During this era, the elites which ruled the party and the working-class supporters historically comprising its base were wedded in a circumstantial marriage, responsible for the party’s stability even in the face of the different ambitions of its members.

That changed with the end of the Cold War and the beginning of widening wealth inequality, characteristic of the technology and globalisation era. Without a larger force glueing them to the party, and where the few at the top collected the seeds of technological advancements, blue-collar workers lagged behind, and their needs were repeatedly ignored.

Trump tapped exactly into this. He played into the Republican schism, reaching out to the common people who had been neglected for so long and who had always had the power to tip the scales. People who are more pragmatic than orthodox and said ‘hey, I see you’.

This is why the GOP needs Trumpism. It needs to retain a support base which before him was slipping further and further away from them. The problem is that Trump has made Trumpism essentially unsupportable.

If his criminal acts and racist rhetoric hadn’t been enough to kill the movement before, Trump certainly gave it a final blow in these last weeks by placing it in direct opposition to American democracy. Through his cries of election fraud, violent calls to Georgia’s senator, and inciting of the mob to surge on the Capitol, Trump presented conservatives with mutually exclusive options — him or democracy — impeding even the most hardcore Trumpists from standing by him (Mike Pence, this one’s for you).
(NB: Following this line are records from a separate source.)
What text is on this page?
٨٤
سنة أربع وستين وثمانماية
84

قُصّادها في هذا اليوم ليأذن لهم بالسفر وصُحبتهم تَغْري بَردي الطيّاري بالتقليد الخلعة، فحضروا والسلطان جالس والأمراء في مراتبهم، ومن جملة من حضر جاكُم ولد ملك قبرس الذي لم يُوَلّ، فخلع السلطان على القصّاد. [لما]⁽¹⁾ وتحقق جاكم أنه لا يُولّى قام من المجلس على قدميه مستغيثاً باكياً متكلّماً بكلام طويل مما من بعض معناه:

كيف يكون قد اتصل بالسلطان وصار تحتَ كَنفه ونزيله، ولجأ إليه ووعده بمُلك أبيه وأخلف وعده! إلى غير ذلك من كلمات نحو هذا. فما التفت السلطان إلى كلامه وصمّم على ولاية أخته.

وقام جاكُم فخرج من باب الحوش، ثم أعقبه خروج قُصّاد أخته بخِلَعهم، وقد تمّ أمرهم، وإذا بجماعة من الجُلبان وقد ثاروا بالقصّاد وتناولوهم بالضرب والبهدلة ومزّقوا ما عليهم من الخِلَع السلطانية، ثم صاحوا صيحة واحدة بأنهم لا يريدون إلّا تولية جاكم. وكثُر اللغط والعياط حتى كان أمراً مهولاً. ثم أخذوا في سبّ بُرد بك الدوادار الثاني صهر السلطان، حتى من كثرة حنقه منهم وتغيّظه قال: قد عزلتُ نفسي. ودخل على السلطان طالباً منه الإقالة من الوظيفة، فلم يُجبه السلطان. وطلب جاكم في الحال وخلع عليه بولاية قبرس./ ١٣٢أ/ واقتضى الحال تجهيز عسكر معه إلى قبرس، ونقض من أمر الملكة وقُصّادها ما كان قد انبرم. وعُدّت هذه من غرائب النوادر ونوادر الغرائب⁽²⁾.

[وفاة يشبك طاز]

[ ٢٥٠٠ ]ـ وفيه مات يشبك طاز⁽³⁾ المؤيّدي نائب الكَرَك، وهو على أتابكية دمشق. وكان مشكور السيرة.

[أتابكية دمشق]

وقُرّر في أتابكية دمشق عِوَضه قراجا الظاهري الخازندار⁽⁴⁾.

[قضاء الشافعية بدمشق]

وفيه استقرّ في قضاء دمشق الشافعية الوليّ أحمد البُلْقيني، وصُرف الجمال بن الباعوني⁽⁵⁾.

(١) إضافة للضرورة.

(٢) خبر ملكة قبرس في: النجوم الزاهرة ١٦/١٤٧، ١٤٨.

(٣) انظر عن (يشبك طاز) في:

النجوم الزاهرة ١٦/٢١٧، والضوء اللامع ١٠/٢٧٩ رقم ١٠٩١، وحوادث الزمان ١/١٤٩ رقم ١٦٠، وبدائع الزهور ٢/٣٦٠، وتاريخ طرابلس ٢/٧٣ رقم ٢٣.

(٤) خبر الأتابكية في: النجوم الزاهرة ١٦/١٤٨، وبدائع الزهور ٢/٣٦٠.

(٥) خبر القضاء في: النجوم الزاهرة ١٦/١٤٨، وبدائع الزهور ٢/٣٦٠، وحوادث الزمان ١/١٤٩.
If the Republican party wants to survive, they need to overcome what could be their biggest challenge to date: how to keep the voters brought in by Trump, while ditching the racially-loaded justifications used to explain their economic inferiority. 

It is only by keeping the ‘Trump’ appeal but de-racialising it that the GOP will be able to project themselves as the party of common people. Ditching the extremist and intolerance connotations that alienate a lot of voters is now a matter of urgency, especially when considering America’s fast-changing demographics which predict a substantial increase in racial minorities.

What if they can’t do this?

Some — like NYT’s Writer Thomas L. Friedman — seem to lean towards the party fracturing between principled and unprincipled Republicans. Personally, the birth of a new conservative party feels unlikely because, in a context where it is basically impossible for third parties to succeed, splits within parties are not the exception but the rule.

In fact, the present Democratic coalition is no less unnatural. Although the party is now united in their ‘defeating Trump’ bliss, it might not be long before progressives like Bernie Sanders and Elizabeth Warren become disillusioned by Biden’s moderate policies and begin to drift away themselves.

So, in a country with only two parties to represent millions of different people and opinions, the challenge isn’t to erase divisions, but to unite them over common goals, aims and ambitions. If the GOP is incapable of achieving this, a split would be a blessing for them. But I fear the reality will be much gloomier. Possibly, one where the remainders of what once used to be a great party are bickering between themselves, without any real political control of America for many years to come.